Overview
The replenishment engine creates proposed orders by first checking for stock transfer possibilities and then evaluating external vendor or manufacturing sources.
The PSN Priority enhancement introduces a way to prioritize sourcing paths (Stock Transfer, Purchase Order, or Production Order) for each Product + Ship-To Location combination.
This ensures that the system always selects the most preferred source first, improving sourcing accuracy and flexibility.
Key benefits
Enables planners to define and control sourcing order directly through configuration.
Allows differentiation between internal transfers, suppliers, and production sources.
Reduces manual intervention by automatically following priority rules.
How it works
1. Introduction of PSN Priority
A standard attribute, PSN Priority, is available in the Product Sourcing Network (PSN) configuration.
This attribute defines the execution priority for different sourcing paths (Stock Transfer → Purchase Order → Production Order) for a given product and ship-to location.
Lower numeric values (e.g., 1) indicate higher priority.
PSNs without a defined priority follow the default sourcing logic.

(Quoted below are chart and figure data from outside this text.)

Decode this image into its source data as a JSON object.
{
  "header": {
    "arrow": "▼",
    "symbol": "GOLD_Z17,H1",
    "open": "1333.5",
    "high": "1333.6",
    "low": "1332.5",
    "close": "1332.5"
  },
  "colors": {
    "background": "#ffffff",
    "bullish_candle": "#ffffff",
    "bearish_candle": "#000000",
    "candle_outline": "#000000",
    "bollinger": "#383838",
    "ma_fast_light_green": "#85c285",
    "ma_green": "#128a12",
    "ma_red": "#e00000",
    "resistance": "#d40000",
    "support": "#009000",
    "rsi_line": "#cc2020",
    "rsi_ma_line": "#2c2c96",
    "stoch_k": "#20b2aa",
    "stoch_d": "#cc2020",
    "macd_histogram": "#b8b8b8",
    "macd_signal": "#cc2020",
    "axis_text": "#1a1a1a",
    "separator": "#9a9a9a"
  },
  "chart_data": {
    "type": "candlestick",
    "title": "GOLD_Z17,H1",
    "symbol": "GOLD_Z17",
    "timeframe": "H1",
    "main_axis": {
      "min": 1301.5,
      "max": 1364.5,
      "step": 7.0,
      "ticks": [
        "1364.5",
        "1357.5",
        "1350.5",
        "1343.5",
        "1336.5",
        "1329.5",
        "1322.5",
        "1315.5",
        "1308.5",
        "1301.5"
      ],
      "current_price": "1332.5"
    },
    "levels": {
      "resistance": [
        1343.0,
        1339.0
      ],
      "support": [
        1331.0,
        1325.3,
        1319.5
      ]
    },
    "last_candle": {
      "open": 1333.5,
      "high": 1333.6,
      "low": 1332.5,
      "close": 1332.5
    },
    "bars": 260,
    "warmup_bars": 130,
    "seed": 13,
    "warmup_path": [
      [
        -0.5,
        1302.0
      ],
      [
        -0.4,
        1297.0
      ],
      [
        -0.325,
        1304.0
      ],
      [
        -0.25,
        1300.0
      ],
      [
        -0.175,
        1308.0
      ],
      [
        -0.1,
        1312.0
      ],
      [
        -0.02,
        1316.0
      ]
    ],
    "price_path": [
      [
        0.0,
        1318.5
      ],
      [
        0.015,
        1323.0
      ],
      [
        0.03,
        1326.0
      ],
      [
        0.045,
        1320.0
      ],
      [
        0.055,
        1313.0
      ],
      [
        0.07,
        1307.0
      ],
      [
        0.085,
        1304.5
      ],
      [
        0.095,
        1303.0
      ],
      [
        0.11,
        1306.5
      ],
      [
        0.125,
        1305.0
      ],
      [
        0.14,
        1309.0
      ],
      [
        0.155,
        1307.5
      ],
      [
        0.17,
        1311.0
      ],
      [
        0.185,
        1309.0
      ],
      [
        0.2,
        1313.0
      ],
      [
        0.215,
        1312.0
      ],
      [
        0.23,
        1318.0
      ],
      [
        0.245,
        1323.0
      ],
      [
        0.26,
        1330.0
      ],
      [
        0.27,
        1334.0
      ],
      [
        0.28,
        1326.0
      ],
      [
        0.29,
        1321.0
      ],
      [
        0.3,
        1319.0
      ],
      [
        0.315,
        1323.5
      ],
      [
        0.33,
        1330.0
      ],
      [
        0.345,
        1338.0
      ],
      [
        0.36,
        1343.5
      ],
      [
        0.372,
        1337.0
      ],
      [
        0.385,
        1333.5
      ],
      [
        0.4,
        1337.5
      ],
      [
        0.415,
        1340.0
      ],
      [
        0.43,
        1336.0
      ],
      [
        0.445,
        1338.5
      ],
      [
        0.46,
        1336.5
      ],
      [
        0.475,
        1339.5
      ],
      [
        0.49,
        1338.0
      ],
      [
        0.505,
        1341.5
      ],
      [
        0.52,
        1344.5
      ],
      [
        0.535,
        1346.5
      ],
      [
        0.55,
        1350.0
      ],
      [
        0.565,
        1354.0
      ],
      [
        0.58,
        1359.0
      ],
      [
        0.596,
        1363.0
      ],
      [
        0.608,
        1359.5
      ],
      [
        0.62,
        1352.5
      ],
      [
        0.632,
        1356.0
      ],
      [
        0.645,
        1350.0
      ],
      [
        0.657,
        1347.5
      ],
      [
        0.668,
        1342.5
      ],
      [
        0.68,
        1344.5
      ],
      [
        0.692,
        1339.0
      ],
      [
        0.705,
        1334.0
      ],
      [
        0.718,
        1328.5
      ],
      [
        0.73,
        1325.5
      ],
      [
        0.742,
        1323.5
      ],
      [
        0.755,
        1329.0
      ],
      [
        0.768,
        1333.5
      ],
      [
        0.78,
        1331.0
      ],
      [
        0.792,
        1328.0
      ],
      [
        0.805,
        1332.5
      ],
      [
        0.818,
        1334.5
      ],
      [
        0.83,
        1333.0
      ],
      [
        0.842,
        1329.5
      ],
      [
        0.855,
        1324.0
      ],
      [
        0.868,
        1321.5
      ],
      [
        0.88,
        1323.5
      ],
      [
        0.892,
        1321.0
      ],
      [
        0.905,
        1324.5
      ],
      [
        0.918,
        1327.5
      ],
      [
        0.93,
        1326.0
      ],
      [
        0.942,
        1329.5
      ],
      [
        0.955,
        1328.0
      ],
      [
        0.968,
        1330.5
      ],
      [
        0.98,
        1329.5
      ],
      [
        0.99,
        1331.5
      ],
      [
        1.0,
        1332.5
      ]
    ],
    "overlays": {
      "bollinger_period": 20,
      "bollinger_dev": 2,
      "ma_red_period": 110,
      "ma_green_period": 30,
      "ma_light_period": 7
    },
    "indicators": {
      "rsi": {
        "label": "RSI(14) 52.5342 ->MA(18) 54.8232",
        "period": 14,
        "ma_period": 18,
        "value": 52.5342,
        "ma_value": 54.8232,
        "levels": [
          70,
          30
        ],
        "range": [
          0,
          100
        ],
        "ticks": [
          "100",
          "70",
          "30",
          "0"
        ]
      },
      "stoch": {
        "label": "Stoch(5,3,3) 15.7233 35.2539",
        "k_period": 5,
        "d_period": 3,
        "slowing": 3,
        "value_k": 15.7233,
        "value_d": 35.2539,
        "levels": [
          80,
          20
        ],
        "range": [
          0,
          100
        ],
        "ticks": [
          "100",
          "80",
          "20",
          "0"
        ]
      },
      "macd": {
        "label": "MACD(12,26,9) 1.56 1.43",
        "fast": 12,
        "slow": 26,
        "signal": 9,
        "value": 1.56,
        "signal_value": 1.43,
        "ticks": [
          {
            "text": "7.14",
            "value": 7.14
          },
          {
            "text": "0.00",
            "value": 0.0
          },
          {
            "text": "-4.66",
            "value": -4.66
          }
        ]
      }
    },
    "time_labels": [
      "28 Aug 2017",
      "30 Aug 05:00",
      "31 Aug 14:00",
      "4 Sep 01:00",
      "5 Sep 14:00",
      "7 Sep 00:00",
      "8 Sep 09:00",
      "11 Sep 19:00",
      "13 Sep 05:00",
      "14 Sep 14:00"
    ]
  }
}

2. Priority-based order generation
When multiple PSNs exist for the same product and ship-to location, the solver evaluates them in the following order:
Sort PSNs by ascending priority number.
For each PSN:
Check if the source can fulfill the entire demand.
If yes, create one order from that source (STO / PO / ProdO).
If not, create a partial stock transfer (only excess inventory if it’s an internal source).
If demand is still not fully met, move to the next PSN in order of priority.
Note: PSNs with defined priorities are always processed before those without priorities.
Scenario examples
Scenario A: All PSNs have priorities
The engine strictly follows the PSN Priority sequence.
Orders are created from the highest-priority PSN that can meet full or partial demand.
Scenario B: Some PSNs have priorities
The system first evaluates prioritized PSNs.
Once they are exhausted, it falls back to non-prioritized sources following the standard logic (Stock Transfer → Purchase Order → Production Order).
Scenario C: No priorities defined
The engine uses the existing sourcing order without change:
Stock Transfer
Purchase Order
Production Order
Scenario D: Non-sequential priority values
The system always prefers lower numbers first, regardless of sequence gaps.
Example: Priority 1 → Priority 2 → Priority 5 → Priority 6.
Missing numbers are ignored.
PSNs without a defined priority are processed after all prioritized PSNs.
Transfer-only-excess logic
The existing Transfer Only Excess flag continues to apply alongside PSN Priority:
| Transfer Only Excess, Priority | Behavior |
|---|---|
| No, Priority = 1 | Transfers the entire required quantity, even if stock is limited. |
| No, Priority = 2 | If Priority 1 has Transfer Only Excess = Yes, the remaining demand is fulfilled by Priority 2. |
| Yes, Priority = 1 | Transfers only excess inventory, and remaining demand is passed to next priorities (2, 3, etc.). |
Expected UI behavior
A new column, PSN Priority, is available in the Product Sourcing Network configuration screen.
Users can assign integer values (1, 2, 3, ...) to indicate priority order.
If no priority is set, the system treats it as the lowest priority.
For each Product + Ship-To combination, priority values must be unique.